Re: [PATCH v5 5/6] clone3: allow spawning processes into cgroups

From: Christian Brauner
Date: Sun Feb 02 2020 - 04:37:11 EST


On Wed, Jan 29, 2020 at 02:27:19PM +0100, Michal Koutnà wrote:
> Hello.
>
> On Tue, Jan 21, 2020 at 04:48:43PM +0100, Christian Brauner <christian.brauner@xxxxxxxxxx> wrote:
> > +static int cgroup_css_set_fork(struct kernel_clone_args *kargs)
> > + __acquires(&cgroup_mutex) __acquires(&cgroup_threadgroup_rwsem)
> > +{
> > + int ret;
> > + struct cgroup *dst_cgrp = NULL;
> > + struct css_set *cset;
> > + struct super_block *sb;
> > + struct file *f;
> > +
> > + if (kargs->flags & CLONE_INTO_CGROUP)
> > + mutex_lock(&cgroup_mutex);
> > +
> > + cgroup_threadgroup_change_begin(current);
> > +
> > + spin_lock_irq(&css_set_lock);
> > + cset = task_css_set(current);
> > + get_css_set(cset);
> > + spin_unlock_irq(&css_set_lock);
> > +
> > + if (!(kargs->flags & CLONE_INTO_CGROUP)) {
> > + kargs->cset = cset;
> Where is this css_set put when CLONE_INTO_CGROUP isn't used?
> (Aha, it's passed to child's tsk->cgroups but see my other note below.)
>
> > + dst_cgrp = cgroup_get_from_file(f);
> > + if (IS_ERR(dst_cgrp)) {
> > + ret = PTR_ERR(dst_cgrp);
> > + dst_cgrp = NULL;
> > + goto err;
> > + }
> > +
> > + /*
> > + * Verify that we the target cgroup is writable for us. This is
> > + * usually done by the vfs layer but since we're not going through
> > + * the vfs layer here we need to do it "manually".
> > + */
> > + ret = cgroup_may_write(dst_cgrp, sb);
> > + if (ret)
> > + goto err;
> > +
> > + ret = cgroup_attach_permissions(cset->dfl_cgrp, dst_cgrp, sb,
> > + !!(kargs->flags & CLONE_THREAD));
> > + if (ret)
> > + goto err;
> > +
> > + kargs->cset = find_css_set(cset, dst_cgrp);
> > + if (!kargs->cset) {
> > + ret = -ENOMEM;
> > + goto err;
> > + }
> > +
> > + if (cgroup_is_dead(dst_cgrp)) {
> > + ret = -ENODEV;
> > + goto err;
> > + }
> I'd move this check right after cgroup_get_from_file. The fork-migration
> path is synchrinized via cgroup_mutex with cgroup_destroy_locked and
> there's no need checking permissions on cgroup that's going away anyway.
>
>
> > +static void cgroup_css_set_put_fork(struct kernel_clone_args *kargs)
> > + __releases(&cgroup_threadgroup_rwsem) __releases(&cgroup_mutex)
> > +{
> > + cgroup_threadgroup_change_end(current);
> > +
> > + if (kargs->flags & CLONE_INTO_CGROUP) {
> > + struct cgroup *cgrp = kargs->cgrp;
> > + struct css_set *cset = kargs->cset;
> > +
> > + mutex_unlock(&cgroup_mutex);
> > +
> > + if (cset) {
> > + put_css_set(cset);
> > + kargs->cset = NULL;
> > + }
> > +
> > + if (cgrp) {
> > + cgroup_put(cgrp);
> > + kargs->cgrp = NULL;
> > + }
> > + }
> I don't see any function problem with this ordering, however, I'd
> prefer symmetry with the "allocation" path (in cgroup_css_set_fork),
> i.e. cgroup_put, put_css_set and lastly mutex_unlock.

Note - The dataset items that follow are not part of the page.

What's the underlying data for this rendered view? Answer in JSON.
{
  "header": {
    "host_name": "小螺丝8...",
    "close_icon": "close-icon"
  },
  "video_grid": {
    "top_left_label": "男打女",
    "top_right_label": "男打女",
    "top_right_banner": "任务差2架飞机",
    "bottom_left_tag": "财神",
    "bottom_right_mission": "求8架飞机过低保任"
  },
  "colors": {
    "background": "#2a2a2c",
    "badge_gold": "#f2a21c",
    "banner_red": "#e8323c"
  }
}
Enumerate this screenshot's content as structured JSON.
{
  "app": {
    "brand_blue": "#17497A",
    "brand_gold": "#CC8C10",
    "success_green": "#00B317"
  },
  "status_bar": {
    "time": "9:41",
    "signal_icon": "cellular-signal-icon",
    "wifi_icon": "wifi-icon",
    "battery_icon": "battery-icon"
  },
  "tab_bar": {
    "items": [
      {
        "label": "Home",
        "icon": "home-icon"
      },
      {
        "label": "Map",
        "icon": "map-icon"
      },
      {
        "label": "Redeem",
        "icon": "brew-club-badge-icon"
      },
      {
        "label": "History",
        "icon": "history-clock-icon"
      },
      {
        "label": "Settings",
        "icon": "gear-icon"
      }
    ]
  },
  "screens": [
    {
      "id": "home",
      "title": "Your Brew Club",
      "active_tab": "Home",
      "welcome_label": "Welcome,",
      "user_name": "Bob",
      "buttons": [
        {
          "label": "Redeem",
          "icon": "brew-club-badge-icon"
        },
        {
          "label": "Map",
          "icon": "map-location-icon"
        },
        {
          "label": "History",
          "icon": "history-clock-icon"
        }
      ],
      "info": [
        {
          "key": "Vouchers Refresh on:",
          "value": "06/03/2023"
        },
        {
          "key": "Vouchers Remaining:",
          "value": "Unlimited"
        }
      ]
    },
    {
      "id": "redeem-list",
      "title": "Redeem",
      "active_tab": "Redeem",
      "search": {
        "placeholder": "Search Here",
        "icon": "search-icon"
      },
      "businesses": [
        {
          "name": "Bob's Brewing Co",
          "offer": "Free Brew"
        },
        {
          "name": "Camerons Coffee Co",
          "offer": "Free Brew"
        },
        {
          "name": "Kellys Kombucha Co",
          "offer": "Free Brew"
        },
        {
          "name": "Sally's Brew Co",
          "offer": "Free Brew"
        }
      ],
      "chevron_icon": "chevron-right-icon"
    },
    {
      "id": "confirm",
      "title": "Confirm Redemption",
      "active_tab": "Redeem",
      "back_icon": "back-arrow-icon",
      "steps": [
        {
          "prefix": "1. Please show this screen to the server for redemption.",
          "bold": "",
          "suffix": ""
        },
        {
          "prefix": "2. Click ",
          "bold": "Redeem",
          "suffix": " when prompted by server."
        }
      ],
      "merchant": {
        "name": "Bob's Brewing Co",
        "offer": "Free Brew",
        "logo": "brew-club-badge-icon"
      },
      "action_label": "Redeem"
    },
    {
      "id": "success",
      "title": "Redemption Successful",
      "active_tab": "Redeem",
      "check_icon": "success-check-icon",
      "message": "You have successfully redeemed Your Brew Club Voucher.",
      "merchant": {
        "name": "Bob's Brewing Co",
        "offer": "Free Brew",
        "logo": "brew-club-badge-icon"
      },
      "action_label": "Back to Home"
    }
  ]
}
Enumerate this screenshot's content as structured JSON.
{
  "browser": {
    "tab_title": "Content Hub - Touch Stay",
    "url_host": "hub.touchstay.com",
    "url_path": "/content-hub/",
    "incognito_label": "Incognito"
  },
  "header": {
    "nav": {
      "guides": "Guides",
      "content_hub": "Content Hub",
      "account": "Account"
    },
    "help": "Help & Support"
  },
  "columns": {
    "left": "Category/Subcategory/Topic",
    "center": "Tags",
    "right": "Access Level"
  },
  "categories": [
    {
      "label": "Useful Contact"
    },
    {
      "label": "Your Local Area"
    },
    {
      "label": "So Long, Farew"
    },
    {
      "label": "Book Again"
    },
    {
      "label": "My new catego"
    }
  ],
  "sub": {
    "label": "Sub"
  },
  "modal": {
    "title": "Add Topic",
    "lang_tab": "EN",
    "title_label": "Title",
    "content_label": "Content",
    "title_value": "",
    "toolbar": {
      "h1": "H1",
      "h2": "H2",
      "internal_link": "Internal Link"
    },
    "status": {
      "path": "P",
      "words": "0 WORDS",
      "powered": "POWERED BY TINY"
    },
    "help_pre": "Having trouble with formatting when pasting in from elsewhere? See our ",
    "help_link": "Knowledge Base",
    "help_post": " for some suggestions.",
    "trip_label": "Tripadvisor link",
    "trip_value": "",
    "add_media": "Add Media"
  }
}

I prefer to yield the mutex as early as possible.

>
> > +void cgroup_post_fork(struct task_struct *child,
> > + struct kernel_clone_args *kargs)
> > + __releases(&cgroup_threadgroup_rwsem) __releases(&cgroup_mutex)
> > {
> > struct cgroup_subsys *ss;
> > - struct css_set *cset;
> > + struct css_set *cset = kargs->cset;
> > int i;
> >
> > spin_lock_irq(&css_set_lock);
> >
> > WARN_ON_ONCE(!list_empty(&child->cg_list));
> > - cset = task_css_set(current); /* current is @child's parent */
> > - get_css_set(cset);
> > cset->nr_tasks++;
> > css_set_move_task(child, NULL, cset, false);
> So, the reference is passed over from kargs->cset to task->cgroups. I
> think it's necessary to zero kargs->cset in order to prevent droping the
> reference in cgroup_css_set_put_fork.

cgroup_post_fork() is called past the point of no return for fork and
cgroup_css_set_put_fork() is explicitly documented as only being
callable before forks point of no return:

* Drop references to the prepared css_set and target cgroup if
* CLONE_INTO_CGROUP was requested. This function can only be
* called before fork()'s point of no return.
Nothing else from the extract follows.